3_ferr_fm_vale_2010-5-470x313Das Teamsterben war in Austin das bestimmende Thema. Derzeit wird viel über Lösungsansätze diskutiert

Zwei Teampleiten während der Saison und dann auch noch vor demselben Grand Prix: Jetzt gibt’s vorerst nur noch neun Rennställe! Natürlich wurde das beim USA-GP heiß diskutiert. Force India, Lotus und Sauber fürchten die nächsten zu sein und drohten Gerüchten zu Folge sogar mit einem Boykott des Rennens, wenn nicht endlich ein Umdenken bei den großen Rennställen einkehrt und die Preisgeldverteilung gerechter wird.

F1-Zampano Bernie Ecclestone hat in Austin acht Journalisten eingeladen und öffentlich erklärt, dass auch er die Situation sehr ernst nimmt. Gegenüber „Sky Sports F1“ befürchtet der 84-Jährige, dass bis zum Saisonauftakt 2015 zwei weitere F1-Teams sterben könnten.

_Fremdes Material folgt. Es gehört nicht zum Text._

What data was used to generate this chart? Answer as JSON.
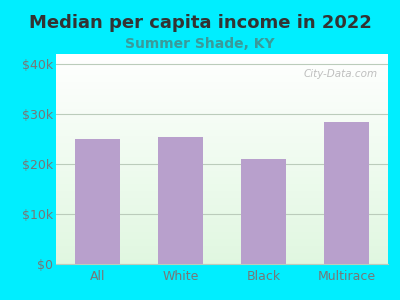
{
  "title": "Median per capita income in 2022",
  "subtitle": "Summer Shade, KY",
  "categories": [
    "All",
    "White",
    "Black",
    "Multirace"
  ],
  "values": [
    25000,
    25500,
    21000,
    28500
  ],
  "bar_color": "#b8a0cc",
  "title_color": "#333333",
  "subtitle_color": "#3a9a9a",
  "background_outer": "#00eeff",
  "yticks": [
    0,
    10000,
    20000,
    30000,
    40000
  ],
  "ylim": [
    0,
    42000
  ],
  "grid_color": "#bbccbb",
  "tick_color": "#777777",
  "watermark": "City-Data.com",
  "title_fontsize": 13,
  "subtitle_fontsize": 10
}
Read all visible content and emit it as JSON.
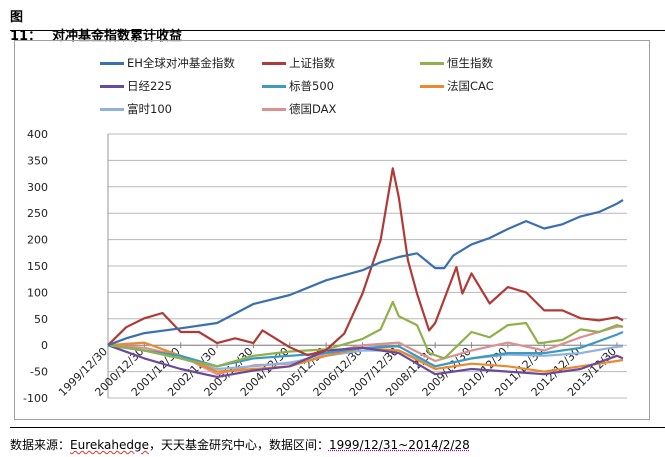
{
  "header": {
    "figure_number": "图11：",
    "title": "对冲基金指数累计收益"
  },
  "footer": {
    "source_label": "数据来源：",
    "source_name": "Eurekahedge",
    "source_rest": "，天天基金研究中心，数据区间：",
    "range": "1999/12/31~2014/2/28"
  },
  "chart_data": {
    "type": "line",
    "title": "",
    "xlabel": "",
    "ylabel": "",
    "ylim": [
      -100,
      400
    ],
    "yticks": [
      "-100",
      "-50",
      "0",
      "50",
      "100",
      "150",
      "200",
      "250",
      "300",
      "350",
      "400"
    ],
    "xticks": [
      "1999/12/30",
      "2000/12/30",
      "2001/12/30",
      "2002/12/30",
      "2003/12/30",
      "2004/12/30",
      "2005/12/30",
      "2006/12/30",
      "2007/12/30",
      "2008/12/30",
      "2009/12/30",
      "2010/12/30",
      "2011/12/30",
      "2012/12/30",
      "2013/12/30"
    ],
    "xlim": [
      "1999-12",
      "2014-02"
    ],
    "grid": "horizontal",
    "legend_position": "top",
    "series": [
      {
        "name": "EH全球对冲基金指数",
        "color": "#3a6fb0",
        "x": [
          "1999-12",
          "2000-06",
          "2000-12",
          "2001-12",
          "2002-12",
          "2003-12",
          "2004-12",
          "2005-12",
          "2006-12",
          "2007-06",
          "2007-12",
          "2008-06",
          "2008-12",
          "2009-03",
          "2009-06",
          "2009-12",
          "2010-06",
          "2010-12",
          "2011-06",
          "2011-12",
          "2012-06",
          "2012-12",
          "2013-06",
          "2013-12",
          "2014-02"
        ],
        "y": [
          0,
          13,
          23,
          32,
          42,
          78,
          95,
          123,
          142,
          157,
          167,
          174,
          146,
          146,
          170,
          191,
          203,
          220,
          235,
          221,
          229,
          244,
          252,
          268,
          275
        ]
      },
      {
        "name": "上证指数",
        "color": "#b03a36",
        "x": [
          "1999-12",
          "2000-06",
          "2000-12",
          "2001-06",
          "2001-12",
          "2002-06",
          "2002-12",
          "2003-06",
          "2003-12",
          "2004-03",
          "2004-12",
          "2005-06",
          "2005-12",
          "2006-06",
          "2006-12",
          "2007-06",
          "2007-10",
          "2007-12",
          "2008-03",
          "2008-06",
          "2008-10",
          "2008-12",
          "2009-07",
          "2009-09",
          "2009-12",
          "2010-06",
          "2010-12",
          "2011-06",
          "2011-12",
          "2012-06",
          "2012-12",
          "2013-06",
          "2013-12",
          "2014-02"
        ],
        "y": [
          0,
          34,
          51,
          61,
          25,
          25,
          4,
          13,
          4,
          28,
          -4,
          -19,
          -9,
          22,
          98,
          199,
          335,
          280,
          161,
          98,
          28,
          42,
          148,
          98,
          136,
          79,
          110,
          100,
          66,
          66,
          51,
          47,
          53,
          47
        ]
      },
      {
        "name": "恒生指数",
        "color": "#8fb04a",
        "x": [
          "1999-12",
          "2000-12",
          "2001-12",
          "2002-12",
          "2003-12",
          "2004-12",
          "2005-12",
          "2006-12",
          "2007-06",
          "2007-10",
          "2007-12",
          "2008-06",
          "2008-10",
          "2009-03",
          "2009-12",
          "2010-06",
          "2010-12",
          "2011-06",
          "2011-10",
          "2011-12",
          "2012-06",
          "2012-12",
          "2013-06",
          "2013-12",
          "2014-02"
        ],
        "y": [
          0,
          -10,
          -25,
          -40,
          -20,
          -12,
          -8,
          12,
          30,
          82,
          55,
          38,
          -15,
          -25,
          25,
          15,
          38,
          42,
          4,
          5,
          10,
          30,
          25,
          38,
          35
        ]
      },
      {
        "name": "日经225",
        "color": "#6a4a9a",
        "x": [
          "1999-12",
          "2000-12",
          "2001-12",
          "2002-12",
          "2003-12",
          "2004-12",
          "2005-12",
          "2006-12",
          "2007-12",
          "2008-12",
          "2009-12",
          "2010-12",
          "2011-12",
          "2012-12",
          "2013-12",
          "2014-02"
        ],
        "y": [
          0,
          -25,
          -45,
          -60,
          -48,
          -40,
          -10,
          -5,
          -15,
          -55,
          -45,
          -50,
          -55,
          -45,
          -20,
          -25
        ]
      },
      {
        "name": "标普500",
        "color": "#3b9ac0",
        "x": [
          "1999-12",
          "2000-12",
          "2001-12",
          "2002-12",
          "2003-12",
          "2004-12",
          "2005-12",
          "2006-12",
          "2007-12",
          "2008-12",
          "2009-12",
          "2010-12",
          "2011-12",
          "2012-12",
          "2013-12",
          "2014-02"
        ],
        "y": [
          0,
          -10,
          -20,
          -40,
          -25,
          -20,
          -15,
          -5,
          -2,
          -40,
          -25,
          -15,
          -15,
          -5,
          20,
          25
        ]
      },
      {
        "name": "法国CAC",
        "color": "#e98a2e",
        "x": [
          "1999-12",
          "2000-12",
          "2001-12",
          "2002-12",
          "2003-12",
          "2004-12",
          "2005-12",
          "2006-12",
          "2007-12",
          "2008-12",
          "2009-12",
          "2010-12",
          "2011-12",
          "2012-12",
          "2013-12",
          "2014-02"
        ],
        "y": [
          0,
          5,
          -20,
          -50,
          -45,
          -40,
          -20,
          -5,
          -10,
          -45,
          -35,
          -40,
          -50,
          -40,
          -30,
          -28
        ]
      },
      {
        "name": "富时100",
        "color": "#8fb3de",
        "x": [
          "1999-12",
          "2000-12",
          "2001-12",
          "2002-12",
          "2003-12",
          "2004-12",
          "2005-12",
          "2006-12",
          "2007-12",
          "2008-12",
          "2009-12",
          "2010-12",
          "2011-12",
          "2012-12",
          "2013-12",
          "2014-02"
        ],
        "y": [
          0,
          -10,
          -25,
          -45,
          -40,
          -33,
          -20,
          -10,
          -10,
          -40,
          -25,
          -18,
          -20,
          -15,
          -3,
          -2
        ]
      },
      {
        "name": "德国DAX",
        "color": "#de9090",
        "x": [
          "1999-12",
          "2000-12",
          "2001-12",
          "2002-12",
          "2003-12",
          "2004-12",
          "2005-12",
          "2006-12",
          "2007-12",
          "2008-12",
          "2009-12",
          "2010-12",
          "2011-12",
          "2012-12",
          "2013-12",
          "2014-02"
        ],
        "y": [
          0,
          -5,
          -20,
          -55,
          -38,
          -35,
          -15,
          0,
          5,
          -30,
          -10,
          5,
          -10,
          15,
          35,
          35
        ]
      }
    ]
  }
}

Ecclestone ist schon lange nicht mehr der Alleinherrscher in der Formel-1, deswegen tut er sich derzeit mit den Lösungsansätzen auch so schwer. Gemäß „Auto, Motor und Sport“ bot Ecclestone sogar an, aus den F1-Einnahmen die Schulden der Teams zu bezahlen und die Einnahmen ab 2016 gerechter zu verteilen, aber die Topteams bestehen auf ihre Bonuszahlungen, die bis 2020 vertraglich fixiert sind.

Ein Problem sind die Fixkosten, die unbedingt runter müssen. Die Kosten für die Motoren haben sich vor der Saison mehr als verdoppelt. Die Hersteller lassen sich jedoch nicht erweichen und sich daher nicht auf einen billigen Kaufpreis festnageln. Es wird ohnehin schon gemunkelt, dass Renault das F1-Projekt überdenken könnte, weil mit Lotus (wechselt zu Mercedes) und Caterham (derzeit insolvent) zwei Kunden verloren gegangen sind, daher 40 Millionen Euro Einnahmen von Kundenteams fehlen und sich das F1-Programm daher nicht mehr rechnen könnte. Auch eine Rückkehr zu den V8-Motoren lehnen die Hersteller kategorisch ab.

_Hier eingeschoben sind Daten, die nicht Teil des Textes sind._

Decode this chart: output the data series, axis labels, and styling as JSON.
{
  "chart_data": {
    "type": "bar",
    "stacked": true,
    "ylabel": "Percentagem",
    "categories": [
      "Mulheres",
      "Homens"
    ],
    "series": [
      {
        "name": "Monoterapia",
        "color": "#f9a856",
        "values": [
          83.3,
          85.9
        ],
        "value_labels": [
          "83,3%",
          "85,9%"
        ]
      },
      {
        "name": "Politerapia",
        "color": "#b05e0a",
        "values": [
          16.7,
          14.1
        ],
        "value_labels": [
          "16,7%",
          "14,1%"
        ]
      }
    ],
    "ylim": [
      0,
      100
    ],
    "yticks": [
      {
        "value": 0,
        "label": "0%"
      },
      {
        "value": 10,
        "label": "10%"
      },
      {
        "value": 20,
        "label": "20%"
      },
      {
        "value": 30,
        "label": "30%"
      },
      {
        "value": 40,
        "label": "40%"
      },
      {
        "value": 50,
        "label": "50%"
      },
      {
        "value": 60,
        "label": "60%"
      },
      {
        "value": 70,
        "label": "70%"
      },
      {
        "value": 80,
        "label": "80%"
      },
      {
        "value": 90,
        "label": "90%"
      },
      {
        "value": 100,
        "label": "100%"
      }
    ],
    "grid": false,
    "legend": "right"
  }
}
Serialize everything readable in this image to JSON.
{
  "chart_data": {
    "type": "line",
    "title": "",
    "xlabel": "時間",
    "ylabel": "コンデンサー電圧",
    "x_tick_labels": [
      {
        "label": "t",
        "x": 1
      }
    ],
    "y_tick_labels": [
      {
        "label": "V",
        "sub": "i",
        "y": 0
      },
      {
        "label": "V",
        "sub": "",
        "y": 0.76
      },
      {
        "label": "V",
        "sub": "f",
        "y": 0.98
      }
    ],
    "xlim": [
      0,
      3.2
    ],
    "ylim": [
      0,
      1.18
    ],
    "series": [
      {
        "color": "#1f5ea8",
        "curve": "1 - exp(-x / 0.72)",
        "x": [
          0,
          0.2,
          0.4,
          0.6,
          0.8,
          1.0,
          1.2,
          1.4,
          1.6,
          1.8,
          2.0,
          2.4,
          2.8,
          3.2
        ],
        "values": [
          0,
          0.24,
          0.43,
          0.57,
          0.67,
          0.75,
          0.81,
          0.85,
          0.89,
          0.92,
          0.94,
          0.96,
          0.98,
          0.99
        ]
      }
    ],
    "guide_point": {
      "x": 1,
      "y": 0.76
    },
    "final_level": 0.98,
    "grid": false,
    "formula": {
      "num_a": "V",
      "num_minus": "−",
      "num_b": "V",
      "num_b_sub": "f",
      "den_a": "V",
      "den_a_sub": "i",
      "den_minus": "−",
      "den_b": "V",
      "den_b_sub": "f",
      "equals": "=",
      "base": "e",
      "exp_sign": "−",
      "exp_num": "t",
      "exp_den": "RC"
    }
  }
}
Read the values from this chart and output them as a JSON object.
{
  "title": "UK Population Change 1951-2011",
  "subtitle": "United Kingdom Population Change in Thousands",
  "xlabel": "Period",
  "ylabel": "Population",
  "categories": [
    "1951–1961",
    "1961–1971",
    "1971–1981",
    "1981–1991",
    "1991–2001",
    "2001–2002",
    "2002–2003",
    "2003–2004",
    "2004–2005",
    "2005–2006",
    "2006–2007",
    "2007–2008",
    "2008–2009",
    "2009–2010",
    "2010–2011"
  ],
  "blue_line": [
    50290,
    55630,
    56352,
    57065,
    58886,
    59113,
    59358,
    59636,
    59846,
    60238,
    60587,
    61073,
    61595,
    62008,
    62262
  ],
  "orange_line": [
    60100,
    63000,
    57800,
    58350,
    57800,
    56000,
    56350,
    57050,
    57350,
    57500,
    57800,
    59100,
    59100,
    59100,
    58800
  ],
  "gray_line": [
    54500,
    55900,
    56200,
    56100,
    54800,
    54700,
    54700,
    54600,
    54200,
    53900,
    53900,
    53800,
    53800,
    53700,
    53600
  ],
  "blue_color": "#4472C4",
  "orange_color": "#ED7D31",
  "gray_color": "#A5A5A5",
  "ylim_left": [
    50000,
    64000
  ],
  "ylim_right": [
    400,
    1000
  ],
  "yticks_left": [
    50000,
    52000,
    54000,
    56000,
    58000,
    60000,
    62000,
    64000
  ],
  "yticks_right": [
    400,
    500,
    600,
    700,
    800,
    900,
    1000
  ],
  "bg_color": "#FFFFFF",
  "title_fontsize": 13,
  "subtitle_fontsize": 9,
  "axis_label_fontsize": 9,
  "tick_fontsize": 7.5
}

Drei-Wagen-Regel noch nicht fix

Die F1-Kosten müssen sinken, die Einnahmen gerechter verteilt werden – das würde schon einige Hürden für kleinere Teams und potenzielle Neueinsteiger aus dem Weg schaffen. Regelungen, wonach F1-Teams vor dem Einstieg Gelder als Beweis für die Seriosität des Projekts bei der FIA hinterlegen, müssen fallen gelassen werden. Die Gefahr, dass es zu langsame Fahrzeuge bei den GP-Rennen gibt, wird durch die 107%-Regelung im Quali, wonach die Fahrer nicht starten dürfen, die im Quali nicht diese Zeit erreicht haben, gebannt. Denkbar ist auch, dass man die neuen Teams mit einer solchen Regelung schon bei den Testfahrten prüft. Insgesamt muss es wieder leichter werden, in die Frmel-1 einzusteigen, die Rahmenbedingungen machen das einfach unmöglich: Es gibt zu hohe Kosten, die Formel-1 hat sich von den Nachwuchsserien zu stark abgehoben, obwohl sie sich von den durchschnittlichen Rundenzeiten sogar näher gekommen sind. Da muss also was falsch laufen.

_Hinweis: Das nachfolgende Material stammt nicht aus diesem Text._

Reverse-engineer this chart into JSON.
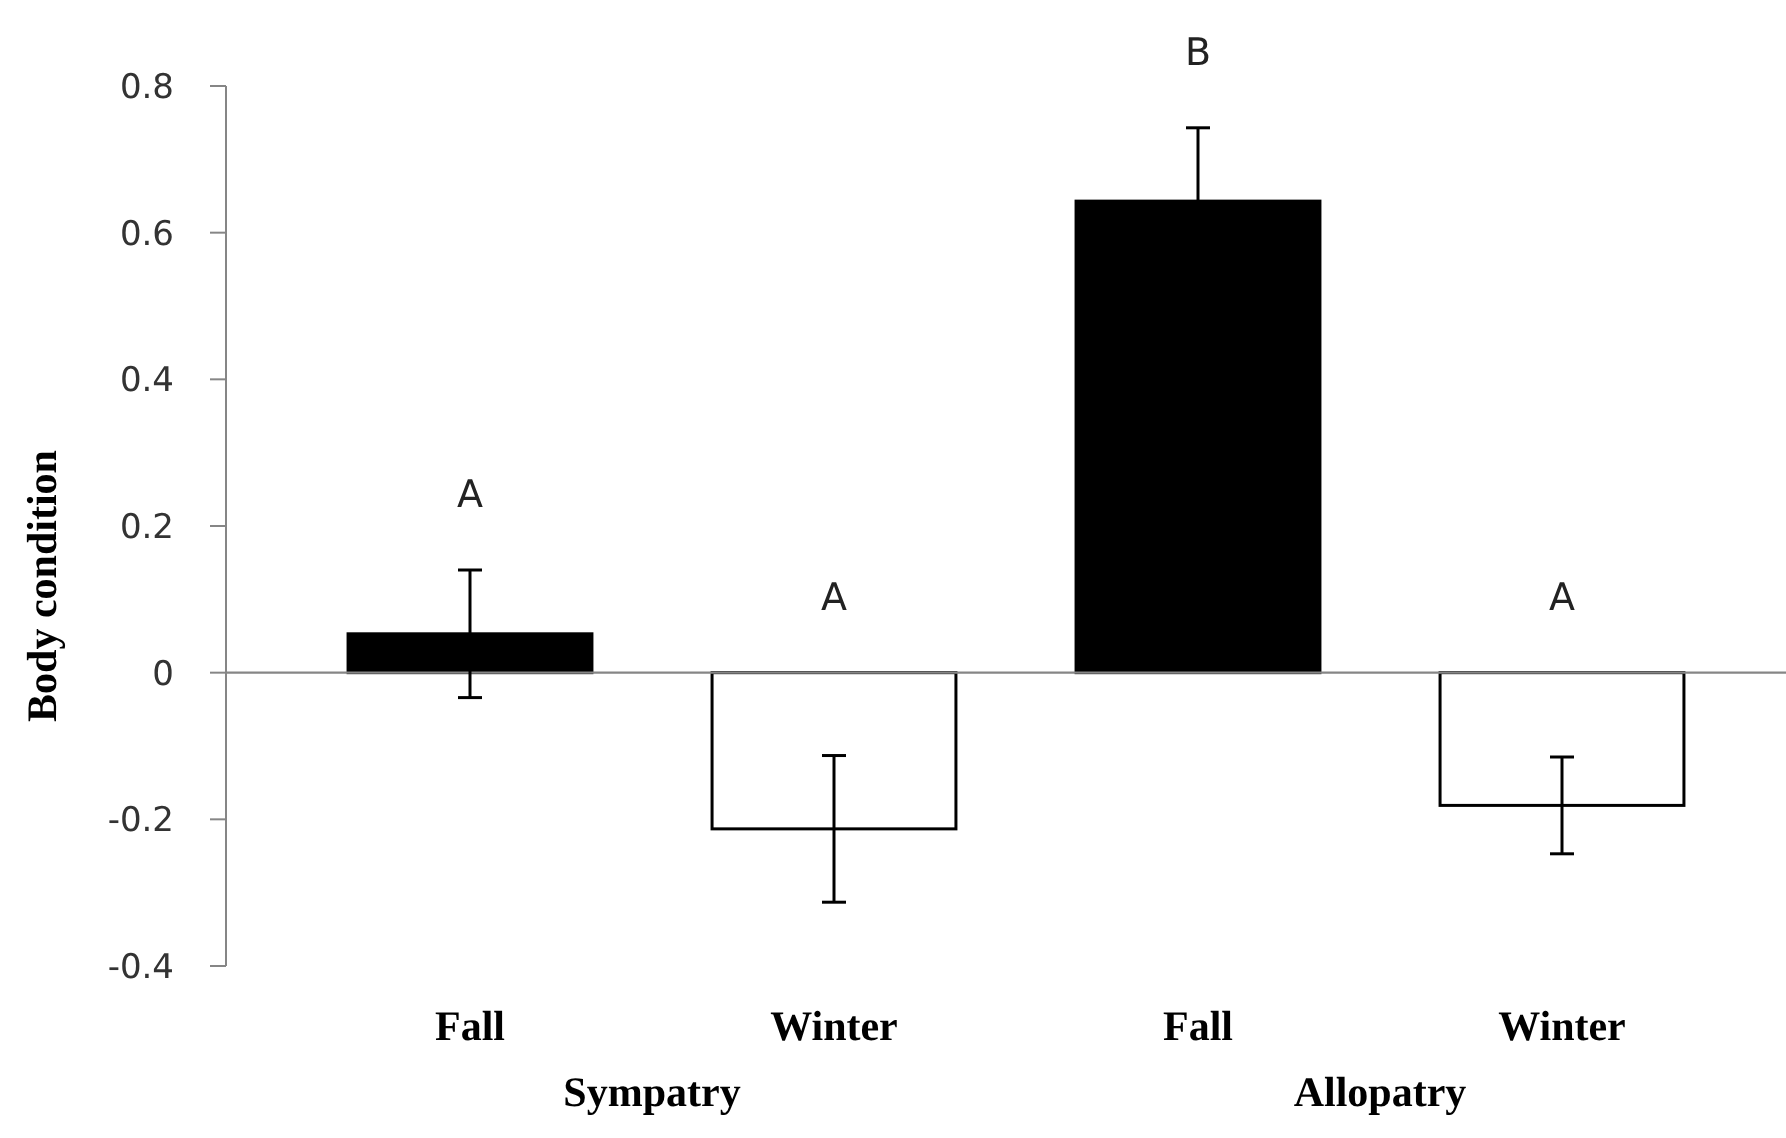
{
  "chart_data": {
    "type": "bar",
    "ylabel": "Body condition",
    "categories": [
      "Fall",
      "Winter",
      "Fall",
      "Winter"
    ],
    "values": [
      0.053,
      -0.213,
      0.643,
      -0.181
    ],
    "colors": [
      "#000000",
      "#ffffff",
      "#000000",
      "#ffffff"
    ],
    "errors": [
      0.087,
      0.1,
      0.1,
      0.066
    ],
    "ylim": [
      -0.4,
      0.8
    ],
    "yticks": [
      -0.4,
      -0.2,
      0,
      0.2,
      0.4,
      0.6,
      0.8
    ],
    "annotations": [
      "A",
      "A",
      "B",
      "A",
      "Sympatry",
      "Allopatry"
    ]
  }
}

Die Drei-Wagen-Regel ist auch noch nicht in Stein gemeißelt. Möglicherweise verzichtet man darauf, weil es 2016 mit dem Haas-Team einen neuen Rennstall geben wird und auch das Forza-Rossa-Projekt noch nicht endgültig vom Tisch ist. Inzwischen ist bekannt, dass sich der ehemalige rumänische Fußballer Constantin Cojocar Caterham Sports Limited kaufen wollte, um dort die Rennwagen für Forza Rossa zu bauen. Aber das Geld von seinen Investoren kam nie. Nur 18 Autos über eine gesamte Saison – das würde nur durch die Saison 1969 (16,5 durchschnittliche Starter) unterboten werden. Neben kleinen Privatteams müssen auch große Hersteller in Zukunft wieder verstärkt angelockt werden.